Lech Kaczynski

Lech Kaczynski

Quand quelqu’un meurt, on a très vite tendance à oublier ses défauts. Même les pires. C’est ainsi que dans le concert d’hommages à Lech Kaczynski, qui a trouvé la mort, avec au moins 95 autres personnes, dans un accident d’avion samedi 10 avril, les chefs d’État du monde entier ont salué « un dirigeant dévoué à la liberté et la dignité de l’homme » (Barack Obama), « l’un des acteurs les plus importants de l’histoire politique moderne de la Pologne » (Gordon Brown), un « inlassable défenseur des idées auxquelles il croyait » (Nicolas Sarkozy), un « patriote polonais qui dans le même temps était très engagé pour l’Union européenne » (José Manuel Barroso), pour n’en citer que quelques-uns.

UN PRÉSIDENT CONTROVERSÉ
Avant sa mort, Lech Kaczynski était un président controversé dans son pays comme en Europe.
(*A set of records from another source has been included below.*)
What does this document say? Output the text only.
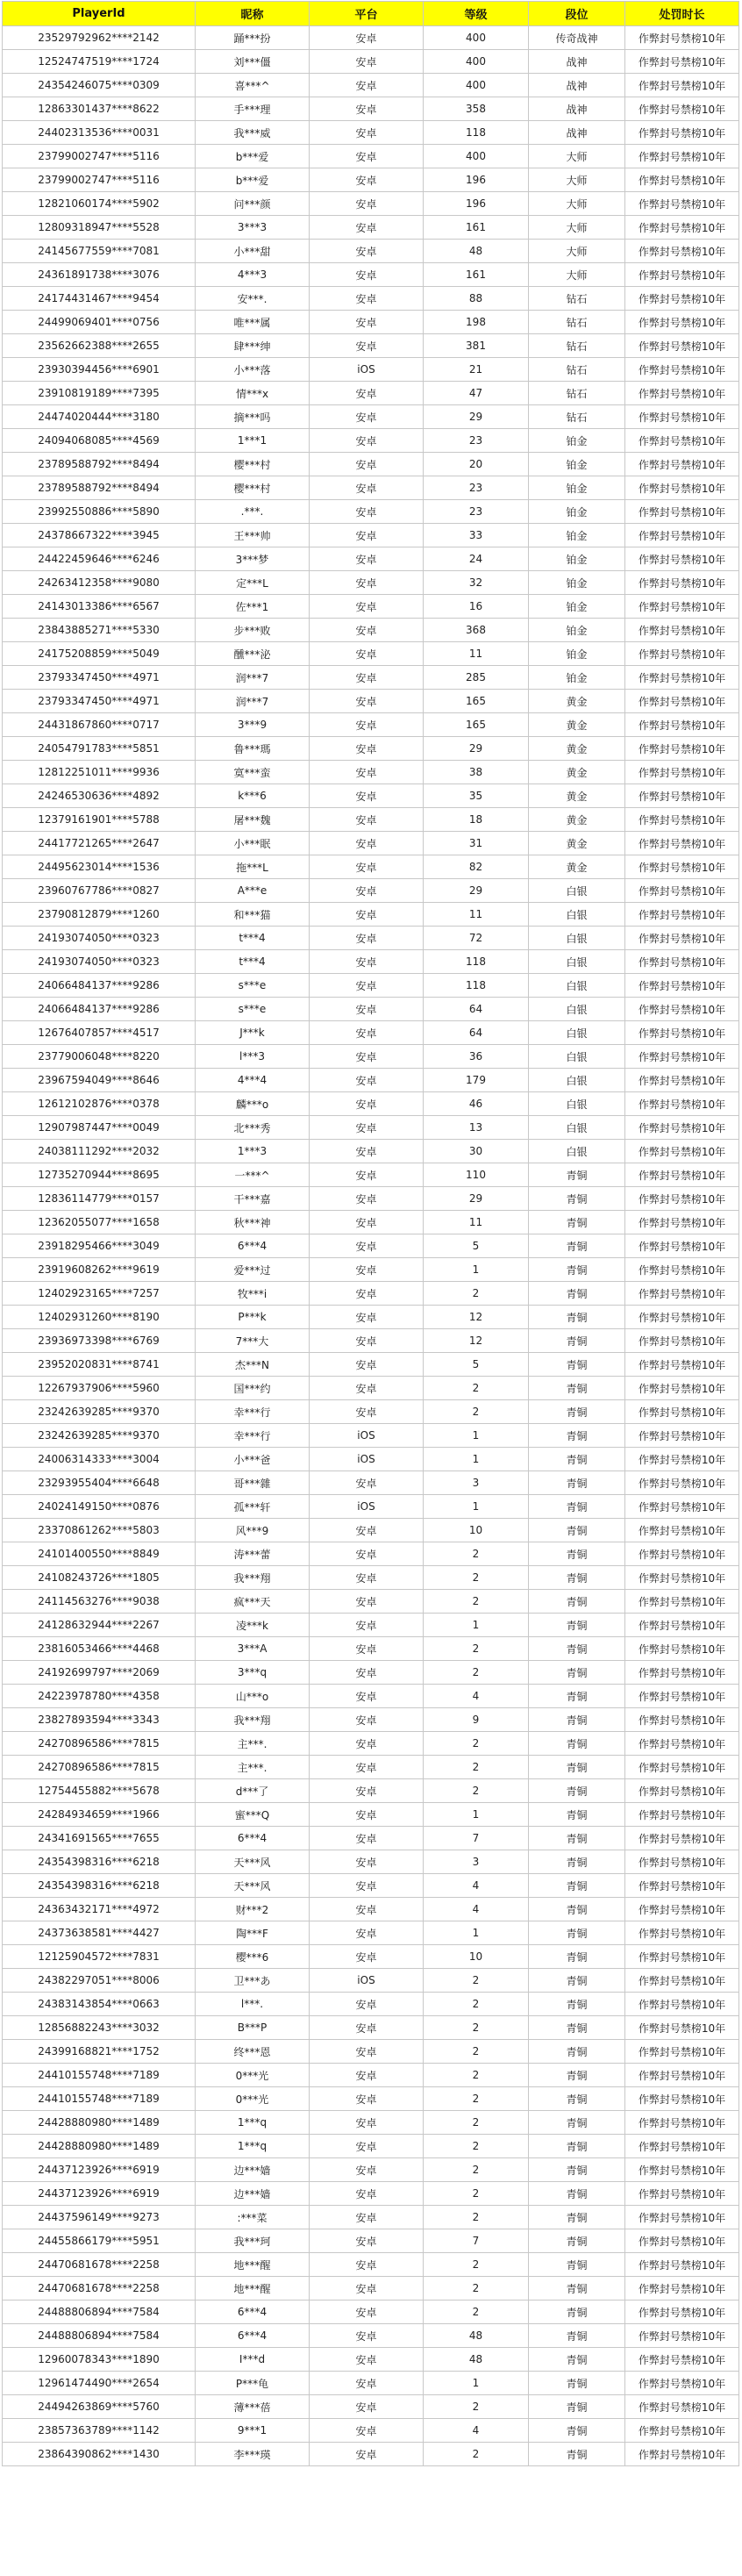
PlayerId	昵称	平台	等级	段位	处罚时长
23529792962****2142	踊***扮	安卓	400	传奇战神	作弊封号禁榜10年
12524747519****1724	刘***僵	安卓	400	战神	作弊封号禁榜10年
24354246075****0309	喜***^	安卓	400	战神	作弊封号禁榜10年
12863301437****8622	手***理	安卓	358	战神	作弊封号禁榜10年
24402313536****0031	我***威	安卓	118	战神	作弊封号禁榜10年
23799002747****5116	b***爱	安卓	400	大师	作弊封号禁榜10年
23799002747****5116	b***爱	安卓	196	大师	作弊封号禁榜10年
12821060174****5902	问***颜	安卓	196	大师	作弊封号禁榜10年
12809318947****5528	3***3	安卓	161	大师	作弊封号禁榜10年
24145677559****7081	小***甜	安卓	48	大师	作弊封号禁榜10年
24361891738****3076	4***3	安卓	161	大师	作弊封号禁榜10年
24174431467****9454	安***.	安卓	88	钻石	作弊封号禁榜10年
24499069401****0756	唯***属	安卓	198	钻石	作弊封号禁榜10年
23562662388****2655	肆***绅	安卓	381	钻石	作弊封号禁榜10年
23930394456****6901	小***落	iOS	21	钻石	作弊封号禁榜10年
23910819189****7395	情***x	安卓	47	钻石	作弊封号禁榜10年
24474020444****3180	摘***吗	安卓	29	钻石	作弊封号禁榜10年
24094068085****4569	1***1	安卓	23	铂金	作弊封号禁榜10年
23789588792****8494	樱***村	安卓	20	铂金	作弊封号禁榜10年
23789588792****8494	樱***村	安卓	23	铂金	作弊封号禁榜10年
23992550886****5890	.***.	安卓	23	铂金	作弊封号禁榜10年
24378667322****3945	王***帅	安卓	33	铂金	作弊封号禁榜10年
24422459646****6246	3***梦	安卓	24	铂金	作弊封号禁榜10年
24263412358****9080	定***L	安卓	32	铂金	作弊封号禁榜10年
24143013386****6567	佐***1	安卓	16	铂金	作弊封号禁榜10年
23843885271****5330	步***败	安卓	368	铂金	作弊封号禁榜10年
24175208859****5049	醺***泌	安卓	11	铂金	作弊封号禁榜10年
23793347450****4971	润***7	安卓	285	铂金	作弊封号禁榜10年
23793347450****4971	润***7	安卓	165	黄金	作弊封号禁榜10年
24431867860****0717	3***9	安卓	165	黄金	作弊封号禁榜10年
24054791783****5851	鲁***瑪	安卓	29	黄金	作弊封号禁榜10年
12812251011****9936	寞***蛮	安卓	38	黄金	作弊封号禁榜10年
24246530636****4892	k***6	安卓	35	黄金	作弊封号禁榜10年
12379161901****5788	屠***魏	安卓	18	黄金	作弊封号禁榜10年
24417721265****2647	小***眠	安卓	31	黄金	作弊封号禁榜10年
24495623014****1536	拖***L	安卓	82	黄金	作弊封号禁榜10年
23960767786****0827	A***e	安卓	29	白银	作弊封号禁榜10年
23790812879****1260	和***猫	安卓	11	白银	作弊封号禁榜10年
24193074050****0323	t***4	安卓	72	白银	作弊封号禁榜10年
24193074050****0323	t***4	安卓	118	白银	作弊封号禁榜10年
24066484137****9286	s***e	安卓	118	白银	作弊封号禁榜10年
24066484137****9286	s***e	安卓	64	白银	作弊封号禁榜10年
12676407857****4517	J***k	安卓	64	白银	作弊封号禁榜10年
23779006048****8220	l***3	安卓	36	白银	作弊封号禁榜10年
23967594049****8646	4***4	安卓	179	白银	作弊封号禁榜10年
12612102876****0378	麟***o	安卓	46	白银	作弊封号禁榜10年
12907987447****0049	北***秀	安卓	13	白银	作弊封号禁榜10年
24038111292****2032	1***3	安卓	30	白银	作弊封号禁榜10年
12735270944****8695	一***^	安卓	110	青铜	作弊封号禁榜10年
12836114779****0157	干***嘉	安卓	29	青铜	作弊封号禁榜10年
12362055077****1658	秋***神	安卓	11	青铜	作弊封号禁榜10年
23918295466****3049	6***4	安卓	5	青铜	作弊封号禁榜10年
23919608262****9619	爱***过	安卓	1	青铜	作弊封号禁榜10年
12402923165****7257	牧***i	安卓	2	青铜	作弊封号禁榜10年
12402931260****8190	P***k	安卓	12	青铜	作弊封号禁榜10年
23936973398****6769	7***大	安卓	12	青铜	作弊封号禁榜10年
23952020831****8741	杰***N	安卓	5	青铜	作弊封号禁榜10年
12267937906****5960	国***约	安卓	2	青铜	作弊封号禁榜10年
23242639285****9370	幸***行	安卓	2	青铜	作弊封号禁榜10年
23242639285****9370	幸***行	iOS	1	青铜	作弊封号禁榜10年
24006314333****3004	小***爸	iOS	1	青铜	作弊封号禁榜10年
23293955404****6648	哥***雜	安卓	3	青铜	作弊封号禁榜10年
24024149150****0876	孤***轩	iOS	1	青铜	作弊封号禁榜10年
23370861262****5803	风***9	安卓	10	青铜	作弊封号禁榜10年
24101400550****8849	涛***蕾	安卓	2	青铜	作弊封号禁榜10年
24108243726****1805	我***翔	安卓	2	青铜	作弊封号禁榜10年
24114563276****9038	疯***天	安卓	2	青铜	作弊封号禁榜10年
24128632944****2267	凌***k	安卓	1	青铜	作弊封号禁榜10年
23816053466****4468	3***A	安卓	2	青铜	作弊封号禁榜10年
24192699797****2069	3***q	安卓	2	青铜	作弊封号禁榜10年
24223978780****4358	山***o	安卓	4	青铜	作弊封号禁榜10年
23827893594****3343	我***翔	安卓	9	青铜	作弊封号禁榜10年
24270896586****7815	主***.	安卓	2	青铜	作弊封号禁榜10年
24270896586****7815	主***.	安卓	2	青铜	作弊封号禁榜10年
12754455882****5678	d***了	安卓	2	青铜	作弊封号禁榜10年
24284934659****1966	蜜***Q	安卓	1	青铜	作弊封号禁榜10年
24341691565****7655	6***4	安卓	7	青铜	作弊封号禁榜10年
24354398316****6218	天***风	安卓	3	青铜	作弊封号禁榜10年
24354398316****6218	天***风	安卓	4	青铜	作弊封号禁榜10年
24363432171****4972	财***2	安卓	4	青铜	作弊封号禁榜10年
24373638581****4427	陶***F	安卓	1	青铜	作弊封号禁榜10年
12125904572****7831	樱***6	安卓	10	青铜	作弊封号禁榜10年
24382297051****8006	卫***あ	iOS	2	青铜	作弊封号禁榜10年
24383143854****0663	l***.	安卓	2	青铜	作弊封号禁榜10年
12856882243****3032	B***P	安卓	2	青铜	作弊封号禁榜10年
24399168821****1752	终***恩	安卓	2	青铜	作弊封号禁榜10年
24410155748****7189	0***光	安卓	2	青铜	作弊封号禁榜10年
24410155748****7189	0***光	安卓	2	青铜	作弊封号禁榜10年
24428880980****1489	1***q	安卓	2	青铜	作弊封号禁榜10年
24428880980****1489	1***q	安卓	2	青铜	作弊封号禁榜10年
24437123926****6919	边***嫱	安卓	2	青铜	作弊封号禁榜10年
24437123926****6919	边***嫱	安卓	2	青铜	作弊封号禁榜10年
24437596149****9273	:***菜	安卓	2	青铜	作弊封号禁榜10年
24455866179****5951	我***珂	安卓	7	青铜	作弊封号禁榜10年
24470681678****2258	地***醒	安卓	2	青铜	作弊封号禁榜10年
24470681678****2258	地***醒	安卓	2	青铜	作弊封号禁榜10年
24488806894****7584	6***4	安卓	2	青铜	作弊封号禁榜10年
24488806894****7584	6***4	安卓	48	青铜	作弊封号禁榜10年
12960078343****1890	I***d	安卓	48	青铜	作弊封号禁榜10年
12961474490****2654	P***龟	安卓	1	青铜	作弊封号禁榜10年
24494263869****5760	薄***蓓	安卓	2	青铜	作弊封号禁榜10年
23857363789****1142	9***1	安卓	4	青铜	作弊封号禁榜10年
23864390862****1430	李***瑛	安卓	2	青铜	作弊封号禁榜10年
Eurosceptique proche de Radio Maryja, une station ouvertement xénophobe et antisémite, il était favorable à la peine de mort (abolie en 1997), opposé à l’avortement et un homophobe convaincu. C’est lui qui, alors qu’il était maire de la capitale polonaise, avait interdit les gay prides de Varsovie en 2004 et 2005 (où doit d’ailleurs se tenir l’Europride le 17 juillet prochain). En 2005, lors de l’élection de Lech Kaczynski à la tête du pays, l’Inter-LGBT demandait « à l’État français, aux gouvernements européens et à la Commission européenne d’observer la plus grande vigilance dans leurs relations avec la Pologne, et de condamner avec la plus grande sévérité toute atteinte aux droits des personnes LGBT, aux droits des femmes et, d’une manière plus générale, aux libertés fondamentales (droit de réunion, droit de manifestation, droit d’association, droit d’expression) ». En 2007, Lech Kaczynski déclarait encore, au sujet de l’homosexualité: « Si cette approche de la vie sexuelle devait être appliquée à une plus grande échelle, l’humanité disparaîtrait ». Oui, à nous aussi ça nous rappelle quelqu’un.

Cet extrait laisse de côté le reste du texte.